I lost WCAU-10.1 and WPHL-17.1 8-9 days ago. Rebooted my HR20-700 several times but still can't get them. 10.2 and 17.2 come in with no problem so I'm receiving a signal. Anyone still having this problem? It seems like a sofware issue with DIRECTV.


----------



## n3ntj

I'm still getting 10.1~10.3 and 17.1 and 17.2 here near Lancaster, PA on my HR20-700.


----------



## 311Man

n3ntj said:


> I'm still getting 10.1~10.3 and 17.1 and 17.2 here near Lancaster, PA on my HR20-700.


I am receiving those channels fine from west of Allentown area. I do not receive WPVI (CH6) on my outdoor UHF antenna however I tested with my attic VHF and it comes in fine - so signal strength has improved with that channel. Problem for me is the attic attenna only receives 3.1 and 6.1 and 10.1 is marginal.

Has anyone tried using a VHF/UHF antenna combiner with success? Thinking of combining the two antenna I have to finally get all my locals back.
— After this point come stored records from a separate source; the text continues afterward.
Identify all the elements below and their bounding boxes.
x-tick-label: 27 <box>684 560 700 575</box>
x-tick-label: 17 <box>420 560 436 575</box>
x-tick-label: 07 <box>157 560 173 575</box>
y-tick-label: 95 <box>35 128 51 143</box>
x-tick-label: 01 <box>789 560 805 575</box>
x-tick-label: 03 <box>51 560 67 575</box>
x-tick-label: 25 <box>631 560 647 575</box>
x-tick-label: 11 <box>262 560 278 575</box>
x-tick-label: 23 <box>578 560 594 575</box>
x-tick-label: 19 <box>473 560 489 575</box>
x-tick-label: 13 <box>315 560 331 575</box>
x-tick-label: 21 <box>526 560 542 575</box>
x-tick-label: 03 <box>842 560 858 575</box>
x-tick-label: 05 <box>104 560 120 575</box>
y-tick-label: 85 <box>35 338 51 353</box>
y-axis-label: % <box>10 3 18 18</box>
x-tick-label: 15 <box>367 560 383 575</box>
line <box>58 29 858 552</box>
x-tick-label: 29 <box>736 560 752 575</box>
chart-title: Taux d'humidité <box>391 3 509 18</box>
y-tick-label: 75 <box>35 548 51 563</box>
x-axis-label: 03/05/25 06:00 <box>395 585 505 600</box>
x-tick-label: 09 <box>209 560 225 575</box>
Also if there is anyone in the Allentown (Lehigh) area that is successful receiving any Wilkes Barre Scanton locals I would like to know. May save me a trip on the roof if anyone knows if I have a shot at getting them.


----------



## no static at all

311Man said:


> Has anyone tried using a VHF/UHF antenna combiner with success? Thinking of combining the two antenna I have to finally get all my locals back.


A _"UVSJ_" is the best way to combine separate VHF & UHF antennas together. The insertion loss is very low.

http://yhst-18278607509093.stores.yahoo.net/pico-0389.html


----------



## 311Man

Any thoughts if this antenna could actually assist in picking up WPVI (CH6) with its low VHF frequency?

http://www.solidsignal.com/prod_display.asp?PROD=HDTVO


----------



## n3ntj

311Man said:


> Any thoughts if this antenna could actually assist in picking up WPVI (CH6) with its low VHF frequency?
> 
> http://www.solidsignal.com/prod_display.asp?PROD=HDTVO


I'd think you'd have to be pretty close to Phily for this 'contraption' to work. Anything more than 25+ miles from Philly, you probably need a real antenna. Still no WPVI here.. I've given up.


----------



## 311Man

n3ntj said:


> I'd think you'd have to be pretty close to Phily for this 'contraption' to work. Anything more than 25+ miles from Philly, you probably need a real antenna. Still no WPVI here.. I've given up.


Well...I have two antenna's (one on roof one in attic) and neither of them get me ALL the channels. My outdoor DB8 has picked up CH6 only twice since the transition.

Looks like I too am going to wave the white flag on picking up WPVI. May break down and get locals from Directv I guess. I have been grandfathered with DNS but only in SD... was using OTA for HD. Ugh...who said this transition was a good idea.


----------